XXVIII Domingo do Tempo Comum (PDF) TEXTO
Cada um de nós escute esta palavra em silêncio. “Ainda te falta uma coisa”.
Que coisa me falta?
A todos os que Jesus muito ama porque muito dão aos outros, pergunto: deixas que os outros te dêem dessa outra riqueza que não tens?
Tu que vives sempre a dar, e crês que não tens necessidade de nada, sabes que tens muita pobreza e necessitas que te dêem?
Deixa-te evangelizar pelos pobres, pelos doentes, por aqueles que ajudas.
Aprende a receber da humildade daqueles que ajudas.
Papa Francisco, Desafios aos jovens, 18.01.2015
Os obstáculos ao seguimento de Jesus
P. Nélio Pita, SNPC, 12.10.2018
Não basta cumprir a lei. Para seguir o Mestre é necessário que o discípulo seja livre.
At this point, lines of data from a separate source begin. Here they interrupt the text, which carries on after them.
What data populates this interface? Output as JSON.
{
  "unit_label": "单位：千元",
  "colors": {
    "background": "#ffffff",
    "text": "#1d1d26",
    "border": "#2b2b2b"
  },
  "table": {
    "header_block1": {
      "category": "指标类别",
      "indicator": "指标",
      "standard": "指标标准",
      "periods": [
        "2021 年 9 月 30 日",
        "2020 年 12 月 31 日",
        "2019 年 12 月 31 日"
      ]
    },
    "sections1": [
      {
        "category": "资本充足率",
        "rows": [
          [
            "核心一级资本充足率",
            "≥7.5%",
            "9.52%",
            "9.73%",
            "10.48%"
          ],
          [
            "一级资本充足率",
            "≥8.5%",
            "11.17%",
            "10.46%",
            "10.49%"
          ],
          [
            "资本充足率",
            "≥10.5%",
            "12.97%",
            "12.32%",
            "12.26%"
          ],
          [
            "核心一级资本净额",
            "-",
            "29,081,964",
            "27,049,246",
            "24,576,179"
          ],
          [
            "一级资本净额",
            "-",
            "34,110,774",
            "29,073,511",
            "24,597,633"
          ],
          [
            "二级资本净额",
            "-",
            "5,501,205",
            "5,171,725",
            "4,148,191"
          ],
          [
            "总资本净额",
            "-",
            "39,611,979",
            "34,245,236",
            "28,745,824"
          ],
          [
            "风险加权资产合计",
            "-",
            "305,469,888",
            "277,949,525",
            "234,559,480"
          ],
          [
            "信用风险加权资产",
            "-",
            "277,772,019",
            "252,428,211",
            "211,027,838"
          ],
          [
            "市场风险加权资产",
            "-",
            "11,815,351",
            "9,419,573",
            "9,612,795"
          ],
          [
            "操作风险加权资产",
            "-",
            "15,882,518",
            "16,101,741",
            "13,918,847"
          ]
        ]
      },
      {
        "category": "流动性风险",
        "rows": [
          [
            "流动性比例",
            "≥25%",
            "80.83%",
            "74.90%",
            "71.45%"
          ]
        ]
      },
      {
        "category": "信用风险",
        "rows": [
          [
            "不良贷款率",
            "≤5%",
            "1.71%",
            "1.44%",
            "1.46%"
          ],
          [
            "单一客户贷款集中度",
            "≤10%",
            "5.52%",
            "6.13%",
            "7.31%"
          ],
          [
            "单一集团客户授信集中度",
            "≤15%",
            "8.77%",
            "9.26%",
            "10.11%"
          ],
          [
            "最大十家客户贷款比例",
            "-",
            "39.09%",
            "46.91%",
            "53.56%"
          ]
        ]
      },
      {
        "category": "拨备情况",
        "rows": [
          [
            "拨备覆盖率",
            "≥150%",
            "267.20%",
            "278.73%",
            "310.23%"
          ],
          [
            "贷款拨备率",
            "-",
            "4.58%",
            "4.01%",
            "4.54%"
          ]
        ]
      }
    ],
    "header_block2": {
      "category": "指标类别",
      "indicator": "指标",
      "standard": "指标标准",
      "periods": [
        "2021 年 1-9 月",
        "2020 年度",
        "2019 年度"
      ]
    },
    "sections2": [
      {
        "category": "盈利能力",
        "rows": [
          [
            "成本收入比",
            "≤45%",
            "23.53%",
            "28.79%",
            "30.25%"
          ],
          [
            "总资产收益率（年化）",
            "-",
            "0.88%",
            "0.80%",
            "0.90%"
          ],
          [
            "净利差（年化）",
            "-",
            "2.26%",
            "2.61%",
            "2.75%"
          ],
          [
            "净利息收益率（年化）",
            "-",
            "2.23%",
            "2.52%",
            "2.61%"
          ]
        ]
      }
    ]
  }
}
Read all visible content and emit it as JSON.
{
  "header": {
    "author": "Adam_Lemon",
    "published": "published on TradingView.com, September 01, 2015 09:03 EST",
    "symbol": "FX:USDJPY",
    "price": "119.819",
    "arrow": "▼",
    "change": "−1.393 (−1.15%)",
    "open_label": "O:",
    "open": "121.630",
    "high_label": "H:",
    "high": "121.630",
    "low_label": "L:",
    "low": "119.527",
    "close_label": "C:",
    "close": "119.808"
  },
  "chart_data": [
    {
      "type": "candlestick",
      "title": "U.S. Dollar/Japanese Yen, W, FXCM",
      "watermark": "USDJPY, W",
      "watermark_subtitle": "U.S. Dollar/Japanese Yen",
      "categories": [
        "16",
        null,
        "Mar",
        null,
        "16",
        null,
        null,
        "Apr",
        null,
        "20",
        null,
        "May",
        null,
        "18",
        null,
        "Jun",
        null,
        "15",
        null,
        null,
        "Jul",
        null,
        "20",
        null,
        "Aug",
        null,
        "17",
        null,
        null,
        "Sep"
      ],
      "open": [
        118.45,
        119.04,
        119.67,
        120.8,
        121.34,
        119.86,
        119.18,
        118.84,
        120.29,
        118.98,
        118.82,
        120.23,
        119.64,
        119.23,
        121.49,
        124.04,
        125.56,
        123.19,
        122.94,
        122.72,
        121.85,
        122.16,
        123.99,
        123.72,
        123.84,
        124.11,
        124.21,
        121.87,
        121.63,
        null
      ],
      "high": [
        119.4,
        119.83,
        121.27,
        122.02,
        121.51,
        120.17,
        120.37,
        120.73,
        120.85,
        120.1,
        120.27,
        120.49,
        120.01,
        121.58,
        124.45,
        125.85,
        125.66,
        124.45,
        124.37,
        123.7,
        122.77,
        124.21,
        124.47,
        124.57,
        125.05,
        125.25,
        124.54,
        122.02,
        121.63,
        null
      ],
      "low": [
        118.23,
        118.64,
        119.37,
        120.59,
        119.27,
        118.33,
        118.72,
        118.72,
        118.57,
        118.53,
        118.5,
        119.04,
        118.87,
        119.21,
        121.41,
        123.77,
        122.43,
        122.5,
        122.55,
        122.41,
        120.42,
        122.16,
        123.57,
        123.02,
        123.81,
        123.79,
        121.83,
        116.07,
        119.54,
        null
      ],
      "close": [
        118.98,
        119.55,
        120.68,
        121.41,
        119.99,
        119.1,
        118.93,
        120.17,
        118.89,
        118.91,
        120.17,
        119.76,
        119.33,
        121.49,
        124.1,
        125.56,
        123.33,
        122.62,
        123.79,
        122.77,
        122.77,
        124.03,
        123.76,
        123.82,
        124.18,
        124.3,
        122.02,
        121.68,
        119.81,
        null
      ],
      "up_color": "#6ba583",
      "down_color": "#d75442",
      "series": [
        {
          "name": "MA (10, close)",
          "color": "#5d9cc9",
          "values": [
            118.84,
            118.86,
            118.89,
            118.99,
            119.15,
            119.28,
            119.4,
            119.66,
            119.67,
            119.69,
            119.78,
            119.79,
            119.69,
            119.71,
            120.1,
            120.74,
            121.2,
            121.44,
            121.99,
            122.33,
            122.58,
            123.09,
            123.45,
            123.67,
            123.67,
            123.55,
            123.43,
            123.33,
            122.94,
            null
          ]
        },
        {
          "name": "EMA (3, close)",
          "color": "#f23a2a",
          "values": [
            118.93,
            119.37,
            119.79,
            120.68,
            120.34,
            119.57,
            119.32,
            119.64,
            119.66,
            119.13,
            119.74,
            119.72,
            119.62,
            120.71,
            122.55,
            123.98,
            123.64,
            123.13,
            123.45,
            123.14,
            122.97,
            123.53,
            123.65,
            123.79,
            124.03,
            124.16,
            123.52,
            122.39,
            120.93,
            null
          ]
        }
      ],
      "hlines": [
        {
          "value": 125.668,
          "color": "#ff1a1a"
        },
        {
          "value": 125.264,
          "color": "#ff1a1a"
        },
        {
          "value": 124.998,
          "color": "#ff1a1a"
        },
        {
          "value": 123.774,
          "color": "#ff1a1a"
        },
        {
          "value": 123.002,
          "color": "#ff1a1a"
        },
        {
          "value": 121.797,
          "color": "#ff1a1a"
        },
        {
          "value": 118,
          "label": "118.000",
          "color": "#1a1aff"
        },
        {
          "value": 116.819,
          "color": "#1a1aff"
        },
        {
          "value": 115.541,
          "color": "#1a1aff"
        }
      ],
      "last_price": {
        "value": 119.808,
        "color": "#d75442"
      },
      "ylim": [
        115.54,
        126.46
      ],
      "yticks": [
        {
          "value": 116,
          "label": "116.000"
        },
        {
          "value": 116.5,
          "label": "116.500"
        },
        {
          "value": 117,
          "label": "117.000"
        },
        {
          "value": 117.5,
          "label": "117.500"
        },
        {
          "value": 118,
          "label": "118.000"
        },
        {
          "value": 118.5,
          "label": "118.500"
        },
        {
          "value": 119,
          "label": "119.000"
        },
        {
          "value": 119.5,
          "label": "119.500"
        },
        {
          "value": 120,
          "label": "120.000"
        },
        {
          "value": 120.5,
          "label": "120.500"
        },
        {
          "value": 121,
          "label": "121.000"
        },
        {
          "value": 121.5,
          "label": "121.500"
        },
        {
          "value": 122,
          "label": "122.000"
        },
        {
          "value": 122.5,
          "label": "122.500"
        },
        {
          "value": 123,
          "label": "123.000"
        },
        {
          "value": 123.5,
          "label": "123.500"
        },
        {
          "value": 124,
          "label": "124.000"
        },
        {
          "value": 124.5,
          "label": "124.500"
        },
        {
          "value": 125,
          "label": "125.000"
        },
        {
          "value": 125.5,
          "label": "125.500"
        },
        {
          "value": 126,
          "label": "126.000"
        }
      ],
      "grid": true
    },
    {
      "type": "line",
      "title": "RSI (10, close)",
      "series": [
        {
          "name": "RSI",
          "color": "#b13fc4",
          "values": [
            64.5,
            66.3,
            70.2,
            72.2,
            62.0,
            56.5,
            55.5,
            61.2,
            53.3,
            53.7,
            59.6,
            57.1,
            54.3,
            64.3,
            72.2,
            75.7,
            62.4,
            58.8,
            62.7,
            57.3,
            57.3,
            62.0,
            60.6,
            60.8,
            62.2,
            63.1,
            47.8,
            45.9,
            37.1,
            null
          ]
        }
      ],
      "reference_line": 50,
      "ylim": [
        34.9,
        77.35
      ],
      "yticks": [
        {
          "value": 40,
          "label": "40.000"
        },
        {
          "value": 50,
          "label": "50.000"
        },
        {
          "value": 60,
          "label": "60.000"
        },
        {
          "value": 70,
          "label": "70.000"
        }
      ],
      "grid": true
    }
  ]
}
Porque há bens que escravizam, como há ideias que amarram ou recordações que bloqueiam. Jesus exige que o discípulo esteja disponível. Por isso, «vai vender o que tens, dá o dinheiro aos pobres…».
A reacção é de desalento. O homem não é capaz de ir tão longe. O rico não está habituado a ceder. Deseja a vida eterna, mas é incapaz de remover o obstáculo que o impede de alcançar. E a recorrente tentação de querer conciliar a acumulação obsessiva de bens com o seguimento é denunciada pelo Mestre: «Como será difícil para os que têm riquezas entrar no reino de Deus!».
Tantas vezes nos colocamos diante de Jesus e manifestamos-Lhe o desejo de alcançar um Bem Maior, aqui e agora, mas nem sempre estamos disponíveis para acolher as exigências que Ele nos faz. Por vezes, enganamo-nos a nós próprios, convencendo-nos de que fizemos tudo o que esteve ao nosso alcance quando, na verdade, contornamos subtilmente as palavras duras, amolecemos o divino desafio adaptando-o às nossas ambições, tal como aconteceu com a princesa do conto do Tchékhov.
De visita ao mosteiro, ela desejava fazer a experiência da eternidade. Mas nesse lugar sagrado, onde anseia «instalar-se para sempre, onde a vida parece ser serena e despreocupada», a paz é perturbada pelo diálogo inesperado com um antigo funcionário.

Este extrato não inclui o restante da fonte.